Learn how to improve your credit before applying for a home loan
Your credit score can greatly impact the rate of your home loan, both positively and negatively. Lenders look at your credit score as one factor in determining your debt-to-income ratio (DTI). Having a high credit score can help you secure a better rate on your loan which translates to lower monthly payments. A low credit score may place you in an “at risk” category, and lenders will charge more for assuming that risk. With banks increasing their scrutiny of applications for mortgages and other loans, a strong credit score is critical.
While you are saving for the down payment of your home purchase, also pay attention to your credit. This is a good time to improve your credit score in preparation for your loan application.
Keep Your Balance Under 30%
Everyone knows the basic rule for building good credit: Pay your bills on time, for a long time. What many people don't realize is how important it is to use far, far less than the total amount of credit available on your cards. How much credit you use and your bill-paying behavior add up to the most significant factor in your credit score.
Generally speaking, you can tap 20 to 25 percent of available credit before you risk hurting your credit score.

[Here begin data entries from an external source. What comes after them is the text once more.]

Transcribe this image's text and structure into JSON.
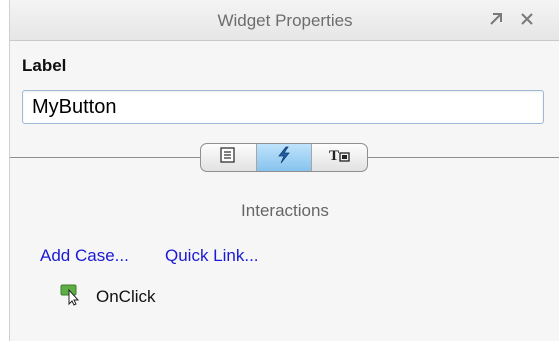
{
  "window": {
    "title": "Widget Properties"
  },
  "icons": {
    "pin": "pin-arrow-icon",
    "close": "close-icon",
    "properties": "list-page-icon",
    "interactions": "lightning-icon",
    "style": "text-style-icon",
    "event": "cursor-click-icon"
  },
  "label_field": {
    "heading": "Label",
    "value": "MyButton"
  },
  "tabs": [
    {
      "id": "properties",
      "active": false
    },
    {
      "id": "interactions",
      "active": true
    },
    {
      "id": "style",
      "active": false
    }
  ],
  "interactions": {
    "title": "Interactions",
    "add_case_label": "Add Case...",
    "quick_link_label": "Quick Link...",
    "events": [
      {
        "label": "OnClick"
      }
    ]
  },
  "colors": {
    "link": "#1a1ad6",
    "active_tab": "#9ed2f5",
    "lightning": "#1f5fa8"
  }
}
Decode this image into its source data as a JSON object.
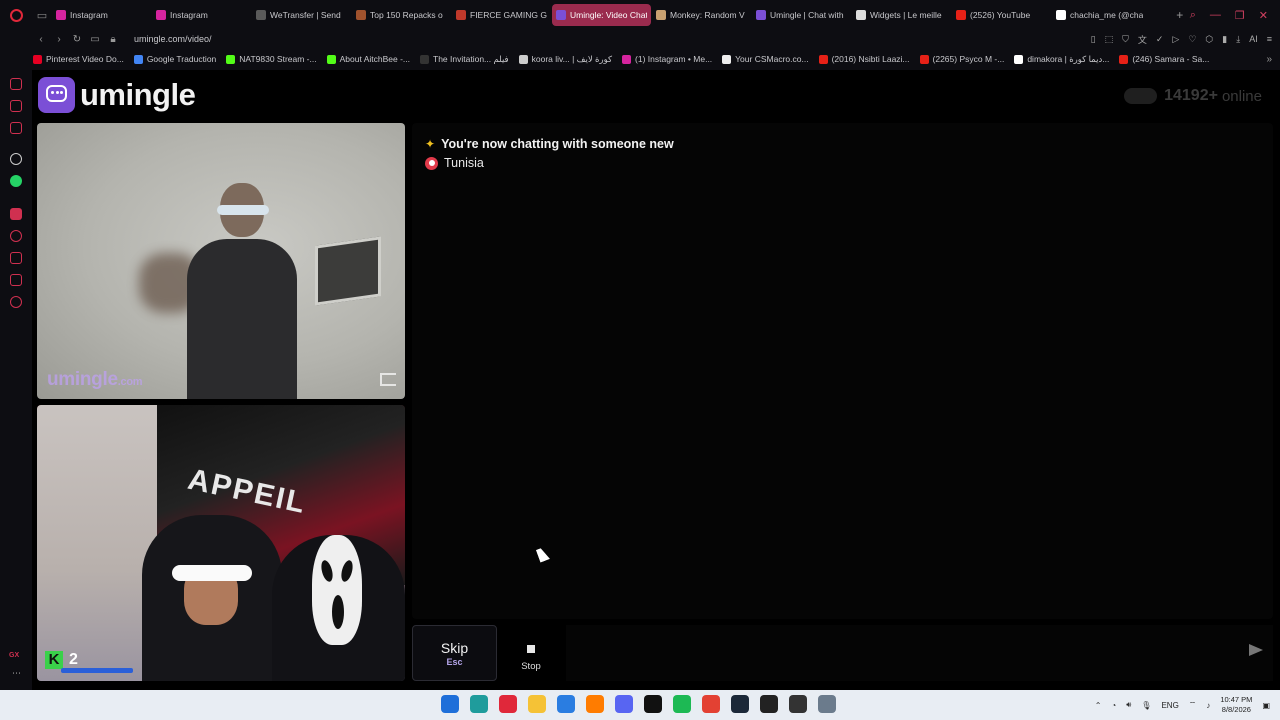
{
  "browser": {
    "tabs": [
      {
        "label": "Instagram",
        "color": "#d6249f",
        "active": false
      },
      {
        "label": "Instagram",
        "color": "#d6249f",
        "active": false
      },
      {
        "label": "WeTransfer | Send",
        "color": "#5a5a5a",
        "active": false
      },
      {
        "label": "Top 150 Repacks o",
        "color": "#a0522d",
        "active": false
      },
      {
        "label": "FIERCE GAMING G",
        "color": "#c0392b",
        "active": false
      },
      {
        "label": "Umingle: Video Chat w",
        "color": "#7b4fd6",
        "active": true
      },
      {
        "label": "Monkey: Random V",
        "color": "#c8a070",
        "active": false
      },
      {
        "label": "Umingle | Chat with",
        "color": "#7b4fd6",
        "active": false
      },
      {
        "label": "Widgets | Le meille",
        "color": "#dddddd",
        "active": false
      },
      {
        "label": "(2526) YouTube",
        "color": "#e62117",
        "active": false
      },
      {
        "label": "chachia_me (@cha",
        "color": "#ffffff",
        "active": false
      }
    ],
    "new_tab_label": "+",
    "url": "umingle.com/video/",
    "bookmarks": [
      {
        "label": "Pinterest Video Do...",
        "color": "#e60023"
      },
      {
        "label": "Google Traduction",
        "color": "#4285f4"
      },
      {
        "label": "NAT9830 Stream -...",
        "color": "#53fc18"
      },
      {
        "label": "About AitchBee -...",
        "color": "#53fc18"
      },
      {
        "label": "The Invitation... فيلم",
        "color": "#333333"
      },
      {
        "label": "koora liv... | كورة لايف",
        "color": "#cccccc"
      },
      {
        "label": "(1) Instagram • Me...",
        "color": "#d6249f"
      },
      {
        "label": "Your CSMacro.co...",
        "color": "#eeeeee"
      },
      {
        "label": "(2016) Nsibti Laazi...",
        "color": "#e62117"
      },
      {
        "label": "(2265) Psyco M -...",
        "color": "#e62117"
      },
      {
        "label": "dimakora | ديما كورة...",
        "color": "#ffffff"
      },
      {
        "label": "(246) Samara - Sa...",
        "color": "#e62117"
      }
    ],
    "bookmarks_more": "»",
    "toolbar_ai": "AI"
  },
  "site": {
    "logo_text": "umingle",
    "online_count": "14192+",
    "online_label": "online",
    "watermark_main": "umingle",
    "watermark_tld": ".com",
    "self_overlay_letter": "K",
    "self_overlay_number": "2",
    "mural_text": "APPEIL"
  },
  "chat": {
    "status_message": "You're now chatting with someone new",
    "country": "Tunisia",
    "input_placeholder": ""
  },
  "controls": {
    "skip_label": "Skip",
    "skip_key": "Esc",
    "stop_label": "Stop"
  },
  "taskbar": {
    "language": "ENG",
    "time": "10:47 PM",
    "date": "8/8/2026",
    "apps": [
      {
        "name": "windows-start",
        "color": "#1e6fd9"
      },
      {
        "name": "edge",
        "color": "#1f9c9c"
      },
      {
        "name": "opera",
        "color": "#e0283a"
      },
      {
        "name": "file-explorer",
        "color": "#f5c236"
      },
      {
        "name": "security",
        "color": "#2a7de1"
      },
      {
        "name": "illustrator",
        "color": "#ff7c00"
      },
      {
        "name": "discord",
        "color": "#5865f2"
      },
      {
        "name": "capcut",
        "color": "#111111"
      },
      {
        "name": "spotify",
        "color": "#1db954"
      },
      {
        "name": "chrome",
        "color": "#e34133"
      },
      {
        "name": "steam",
        "color": "#1b2838"
      },
      {
        "name": "media-player",
        "color": "#222222"
      },
      {
        "name": "obs",
        "color": "#333333"
      },
      {
        "name": "settings",
        "color": "#6b7b8c"
      }
    ]
  }
}
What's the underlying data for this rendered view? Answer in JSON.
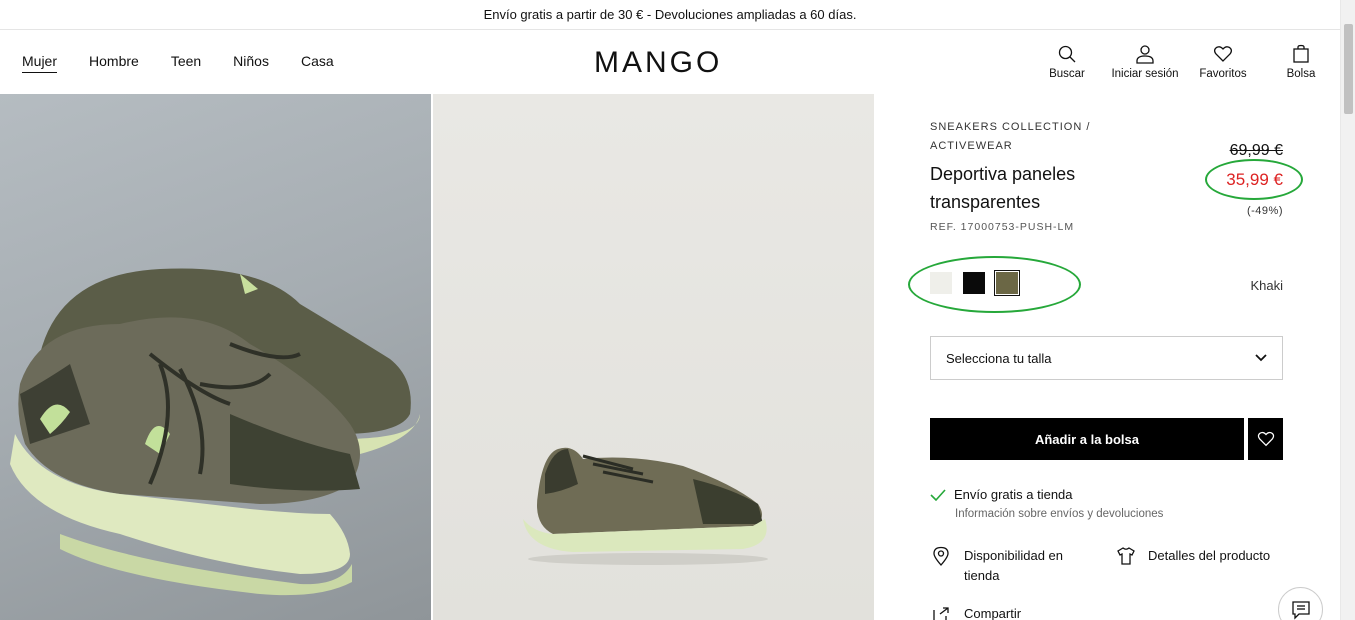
{
  "promo": {
    "text": "Envío gratis a partir de 30 € - Devoluciones ampliadas a 60 días."
  },
  "nav": {
    "items": [
      {
        "label": "Mujer",
        "active": true
      },
      {
        "label": "Hombre"
      },
      {
        "label": "Teen"
      },
      {
        "label": "Niños"
      },
      {
        "label": "Casa"
      }
    ]
  },
  "brand": {
    "logo": "MANGO"
  },
  "header_actions": {
    "search": {
      "label": "Buscar",
      "icon": "search-icon"
    },
    "login": {
      "label": "Iniciar sesión",
      "icon": "user-icon"
    },
    "favorites": {
      "label": "Favoritos",
      "icon": "heart-icon"
    },
    "bag": {
      "label": "Bolsa",
      "icon": "bag-icon"
    }
  },
  "product": {
    "breadcrumb": "SNEAKERS COLLECTION / ACTIVEWEAR",
    "name": "Deportiva paneles transparentes",
    "ref": "REF. 17000753-PUSH-LM",
    "old_price": "69,99 €",
    "price": "35,99 €",
    "discount": "(-49%)",
    "colors": [
      {
        "name": "off-white",
        "hex": "#efefea"
      },
      {
        "name": "black",
        "hex": "#0a0a0a"
      },
      {
        "name": "khaki",
        "hex": "#6b6745",
        "selected": true
      }
    ],
    "selected_color_label": "Khaki",
    "size_placeholder": "Selecciona tu talla",
    "add_to_bag": "Añadir a la bolsa"
  },
  "info": {
    "shipping": "Envío gratis a tienda",
    "shipping_sub": "Información sobre envíos y devoluciones",
    "availability": "Disponibilidad en tienda",
    "details": "Detalles del producto",
    "share": "Compartir"
  },
  "colors": {
    "price_red": "#d22222",
    "highlight_green": "#26a83a",
    "button_black": "#000000"
  }
}
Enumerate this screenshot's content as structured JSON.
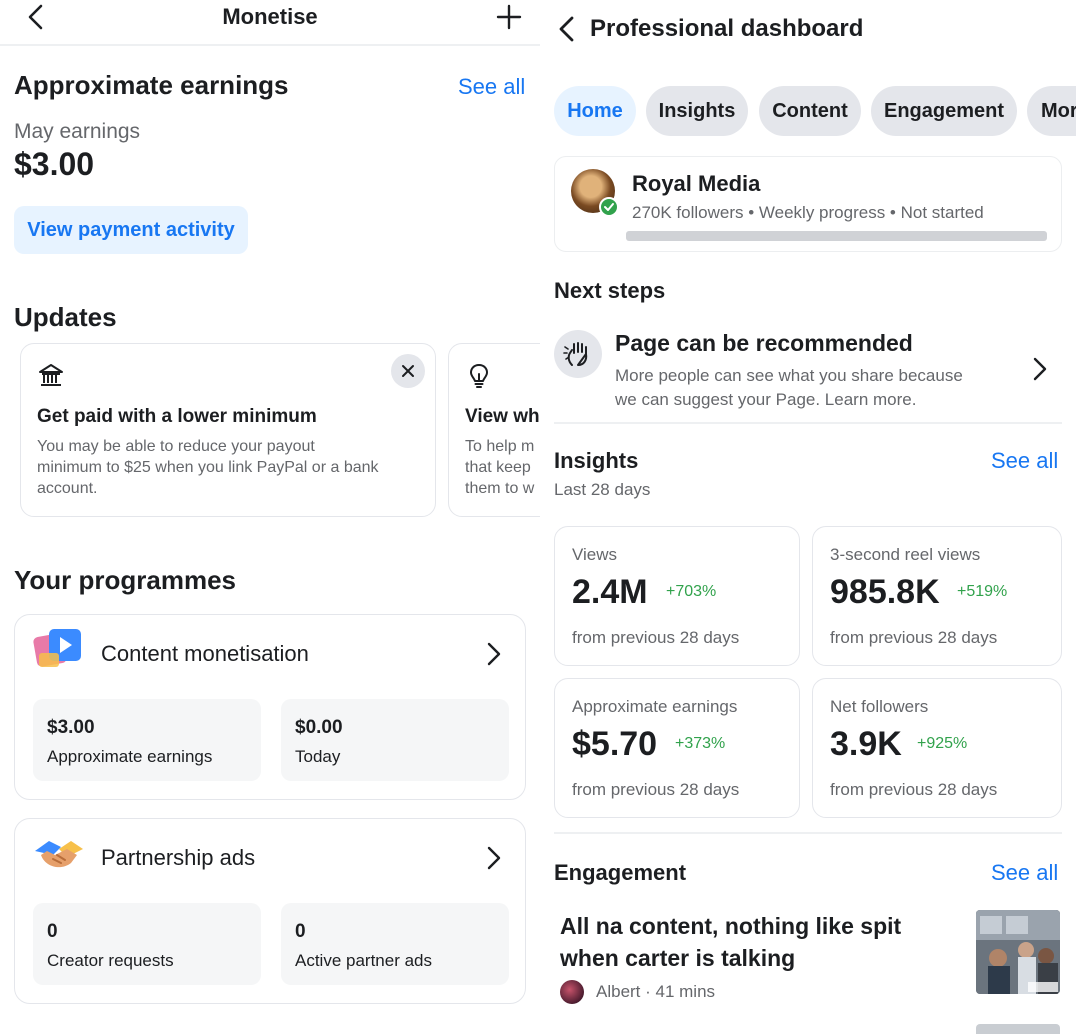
{
  "left": {
    "header": {
      "title": "Monetise"
    },
    "earnings": {
      "title": "Approximate earnings",
      "see_all": "See all",
      "period_label": "May earnings",
      "amount": "$3.00",
      "button": "View payment activity"
    },
    "updates": {
      "title": "Updates",
      "cards": [
        {
          "icon": "bank-icon",
          "title": "Get paid with a lower minimum",
          "body": "You may be able to reduce your payout\nminimum to $25 when you link PayPal or a bank\naccount."
        },
        {
          "icon": "lightbulb-icon",
          "title": "View wh",
          "body": "To help m\nthat keep\nthem to w"
        }
      ]
    },
    "programmes": {
      "title": "Your programmes",
      "items": [
        {
          "title": "Content monetisation",
          "stats": [
            {
              "value": "$3.00",
              "label": "Approximate earnings"
            },
            {
              "value": "$0.00",
              "label": "Today"
            }
          ]
        },
        {
          "title": "Partnership ads",
          "stats": [
            {
              "value": "0",
              "label": "Creator requests"
            },
            {
              "value": "0",
              "label": "Active partner ads"
            }
          ]
        }
      ]
    }
  },
  "right": {
    "header": {
      "title": "Professional dashboard"
    },
    "tabs": [
      "Home",
      "Insights",
      "Content",
      "Engagement",
      "Mor"
    ],
    "profile": {
      "name": "Royal Media",
      "meta": "270K followers • Weekly progress • Not started"
    },
    "next_steps": {
      "title": "Next steps",
      "item_title": "Page can be recommended",
      "item_body": "More people can see what you share because\nwe can suggest your Page. Learn more."
    },
    "insights": {
      "title": "Insights",
      "see_all": "See all",
      "period": "Last 28 days",
      "metrics": [
        {
          "label": "Views",
          "value": "2.4M",
          "change": "+703%",
          "sub": "from previous 28 days"
        },
        {
          "label": "3-second reel views",
          "value": "985.8K",
          "change": "+519%",
          "sub": "from previous 28 days"
        },
        {
          "label": "Approximate earnings",
          "value": "$5.70",
          "change": "+373%",
          "sub": "from previous 28 days"
        },
        {
          "label": "Net followers",
          "value": "3.9K",
          "change": "+925%",
          "sub": "from previous 28 days"
        }
      ]
    },
    "engagement": {
      "title": "Engagement",
      "see_all": "See all",
      "post_title": "All na content, nothing like spit when carter is talking",
      "post_meta": "Albert · 41 mins"
    }
  },
  "colors": {
    "accent": "#1877f2",
    "accent_bg": "#e7f3ff",
    "positive": "#31a24c",
    "muted": "#65676b"
  }
}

Pay Off Your Balance Before Its Due
Even if you don't carry a balance, your score may be dinged if you use a lot of your available credit. Most card issuers report balances to credit bureaus around the close of the billing cycle, before you pay your bill. Always pay off your balance 5 to 10 days before the close of your billing cycle to avoid having a high balance reported to the credit bureaus.
Pay Off A Large Balance
If you find yourself with an extra chunk of cash – maybe a bonus from work or an inheritance – making a large payment to pay down your debt will instantly give your credit a boost and can be a quick fix to your credit score.
Consolidate Your Debt
The reason you're carrying a big balance to begin with might well be that you don't have the money. In that case, consolidating credit-card debt and rolling it into a personal loan through a site such as LendingClub or Prosper can improve your score. If the loan has a fixed monthly payment over a fixed period of time, it's counted as an installment loan. Installment loans don't get the same amount of scrutiny as utilization. As long as you don't run up your card again, you would see your utilization improve and your credit score improve.
Keep Your Unused Credit Card Accounts
If you pay off the balance on a few cards, don't close them down. If you keep your access to that credit – using those cards regularly but without raising your spending – it will help your credit score by lowering the ratio of used to unused credit.
Have More Than One Credit Card
If you have just one credit card that's close to maxed out, you might even consider opening another account if you can use it sparingly. Charge a small amount and pay it off monthly; if you don't use it at all, it won't help your score.
Increase Your Credit Limit
If you've had the same credit limit for years, but your income has gone up, you might request a higher limit. Again, the point is to get it and not use it. The trick is to have more available credit than revolving debt.
If you take this route, the lender may do what's called a "hard inquiry" on your account to check your eligibility. That temporarily dings your credit score, so just don't do it right before an important financial event in your life, such as buying a house.